Fundamental capacitor equation:

$\large{Q = C V}$

Rate of change of charge:

$\large{\dot{Q} = C \dot{V} + V \dot{C} = V \dot{C}}$

Capacitance formula:

$\large{C = \frac{K \epsilon_0 A}{d} \\ \dot{C} = - \frac{K \epsilon_0 A}{d^2} \dot{d}}$

Plugging into charge rate of change:

$\large{\dot{Q} = - \frac{V K \epsilon_0 A}{d^2} \dot{d} \\ \dot{d} = 2 a t + b }$

Total charge transfered (only magnitude matters):

$\large{\Delta Q = \int_0^2 \frac{V K \epsilon_0 A}{d^2} \dot{d} \, dt \\ = V K \epsilon_0 A \int_0^2 \frac{\dot{d}}{d^2} \, dt }$

We get one mole of silver for every mole of electrons.
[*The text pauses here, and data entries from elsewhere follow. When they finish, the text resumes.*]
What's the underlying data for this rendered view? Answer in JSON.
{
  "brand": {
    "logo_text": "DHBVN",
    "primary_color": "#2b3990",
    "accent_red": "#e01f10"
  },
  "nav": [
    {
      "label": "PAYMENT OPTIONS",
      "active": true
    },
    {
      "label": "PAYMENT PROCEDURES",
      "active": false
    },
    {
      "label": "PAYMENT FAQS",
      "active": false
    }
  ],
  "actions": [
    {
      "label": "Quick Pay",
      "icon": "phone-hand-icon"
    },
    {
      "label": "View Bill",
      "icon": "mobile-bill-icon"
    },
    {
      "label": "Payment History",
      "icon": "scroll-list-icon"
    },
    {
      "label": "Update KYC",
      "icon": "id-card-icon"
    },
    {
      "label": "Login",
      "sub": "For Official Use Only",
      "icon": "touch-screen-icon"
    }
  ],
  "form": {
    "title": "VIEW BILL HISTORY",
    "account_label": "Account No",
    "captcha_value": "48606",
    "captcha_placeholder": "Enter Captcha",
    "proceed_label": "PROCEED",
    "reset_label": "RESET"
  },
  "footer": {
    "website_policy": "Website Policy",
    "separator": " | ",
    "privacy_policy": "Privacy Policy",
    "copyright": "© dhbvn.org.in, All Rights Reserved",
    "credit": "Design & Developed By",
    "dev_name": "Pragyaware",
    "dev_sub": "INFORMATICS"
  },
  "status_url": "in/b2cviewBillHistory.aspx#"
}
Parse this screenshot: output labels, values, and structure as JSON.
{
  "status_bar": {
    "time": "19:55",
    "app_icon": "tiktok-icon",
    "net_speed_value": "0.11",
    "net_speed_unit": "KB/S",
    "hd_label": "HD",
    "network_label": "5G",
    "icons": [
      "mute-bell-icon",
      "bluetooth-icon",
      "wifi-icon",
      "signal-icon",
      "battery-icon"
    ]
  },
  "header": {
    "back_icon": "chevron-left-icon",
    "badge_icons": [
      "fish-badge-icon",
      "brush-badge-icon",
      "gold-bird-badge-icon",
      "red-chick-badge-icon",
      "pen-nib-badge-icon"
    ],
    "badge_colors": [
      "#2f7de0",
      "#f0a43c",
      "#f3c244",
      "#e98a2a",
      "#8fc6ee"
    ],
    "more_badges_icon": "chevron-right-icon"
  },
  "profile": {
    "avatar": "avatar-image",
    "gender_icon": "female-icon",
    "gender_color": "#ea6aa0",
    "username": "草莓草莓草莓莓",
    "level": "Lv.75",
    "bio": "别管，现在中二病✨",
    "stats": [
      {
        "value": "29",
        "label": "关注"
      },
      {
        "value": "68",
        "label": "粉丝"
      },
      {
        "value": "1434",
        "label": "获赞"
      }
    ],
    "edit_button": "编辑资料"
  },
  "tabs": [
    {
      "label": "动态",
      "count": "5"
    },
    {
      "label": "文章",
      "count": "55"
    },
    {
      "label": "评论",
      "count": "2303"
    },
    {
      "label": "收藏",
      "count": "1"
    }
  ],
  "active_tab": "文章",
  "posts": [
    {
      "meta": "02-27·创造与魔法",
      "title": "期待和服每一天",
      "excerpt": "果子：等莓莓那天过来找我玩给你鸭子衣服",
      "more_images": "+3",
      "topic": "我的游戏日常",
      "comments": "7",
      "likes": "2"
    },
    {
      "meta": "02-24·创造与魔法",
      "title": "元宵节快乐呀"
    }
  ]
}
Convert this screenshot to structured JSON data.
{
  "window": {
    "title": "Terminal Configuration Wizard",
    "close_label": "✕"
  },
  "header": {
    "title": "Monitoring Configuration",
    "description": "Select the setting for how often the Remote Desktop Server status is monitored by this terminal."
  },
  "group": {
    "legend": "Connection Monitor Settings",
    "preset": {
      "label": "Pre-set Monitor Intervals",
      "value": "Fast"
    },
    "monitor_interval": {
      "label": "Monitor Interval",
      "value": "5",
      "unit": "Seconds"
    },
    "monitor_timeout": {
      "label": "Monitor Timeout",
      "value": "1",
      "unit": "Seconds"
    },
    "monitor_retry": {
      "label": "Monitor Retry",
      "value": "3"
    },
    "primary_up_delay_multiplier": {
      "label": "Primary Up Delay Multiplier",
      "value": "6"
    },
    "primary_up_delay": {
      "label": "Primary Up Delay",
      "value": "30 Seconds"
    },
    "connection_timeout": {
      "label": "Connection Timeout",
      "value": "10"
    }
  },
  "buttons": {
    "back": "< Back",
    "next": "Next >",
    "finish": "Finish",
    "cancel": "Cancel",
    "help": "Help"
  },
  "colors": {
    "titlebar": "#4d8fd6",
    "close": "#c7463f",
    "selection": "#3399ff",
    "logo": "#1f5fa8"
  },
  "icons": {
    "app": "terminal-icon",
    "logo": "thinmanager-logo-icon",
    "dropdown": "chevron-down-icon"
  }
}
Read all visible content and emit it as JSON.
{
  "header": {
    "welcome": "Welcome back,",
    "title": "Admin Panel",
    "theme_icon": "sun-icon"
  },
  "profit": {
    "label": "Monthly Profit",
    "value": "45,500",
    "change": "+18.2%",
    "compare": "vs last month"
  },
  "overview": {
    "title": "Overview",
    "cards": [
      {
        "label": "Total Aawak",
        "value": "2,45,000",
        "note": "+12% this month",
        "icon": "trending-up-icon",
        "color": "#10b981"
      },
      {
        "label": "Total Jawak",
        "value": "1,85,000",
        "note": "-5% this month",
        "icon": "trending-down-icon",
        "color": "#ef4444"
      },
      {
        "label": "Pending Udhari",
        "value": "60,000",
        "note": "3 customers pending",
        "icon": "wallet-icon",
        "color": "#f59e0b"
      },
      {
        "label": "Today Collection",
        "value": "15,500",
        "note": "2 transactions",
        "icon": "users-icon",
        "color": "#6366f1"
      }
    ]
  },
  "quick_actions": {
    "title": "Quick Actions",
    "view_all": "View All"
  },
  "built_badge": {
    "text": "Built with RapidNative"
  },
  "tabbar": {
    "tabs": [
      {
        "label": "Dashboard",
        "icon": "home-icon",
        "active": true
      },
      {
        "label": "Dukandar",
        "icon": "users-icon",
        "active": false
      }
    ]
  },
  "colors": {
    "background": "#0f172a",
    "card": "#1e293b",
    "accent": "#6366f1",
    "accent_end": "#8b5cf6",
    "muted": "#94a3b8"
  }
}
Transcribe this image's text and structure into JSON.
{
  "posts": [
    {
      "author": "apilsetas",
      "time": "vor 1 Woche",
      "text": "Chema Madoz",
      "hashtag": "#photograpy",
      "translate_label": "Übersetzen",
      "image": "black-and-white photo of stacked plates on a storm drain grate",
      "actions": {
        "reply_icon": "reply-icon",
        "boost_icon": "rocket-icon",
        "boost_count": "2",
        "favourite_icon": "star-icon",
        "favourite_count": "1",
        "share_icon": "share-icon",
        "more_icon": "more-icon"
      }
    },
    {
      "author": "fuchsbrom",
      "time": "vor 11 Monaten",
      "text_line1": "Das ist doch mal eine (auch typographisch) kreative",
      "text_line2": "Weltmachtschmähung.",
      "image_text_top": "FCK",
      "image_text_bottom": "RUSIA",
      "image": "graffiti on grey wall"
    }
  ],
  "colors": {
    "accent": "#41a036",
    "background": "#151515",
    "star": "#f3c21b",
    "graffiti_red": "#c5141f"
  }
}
The number of moles of silver at the cathode is therefore:

$\large{N = \frac{\Delta Q}{F}}$

There are approximately $108$ grams for each mole of silver. The total mass, in grams, is therefore:

$\large{M_{tot} = 108 \frac{\Delta Q}{F} \\ = \frac{108 \, V K \epsilon_0 A}{F} \int_0^2 \frac{\dot{d}}{d^2} \, dt }$

Evaluating the integral numerically and plugging in numbers yields a total mass of $18 \epsilon_0$ grams.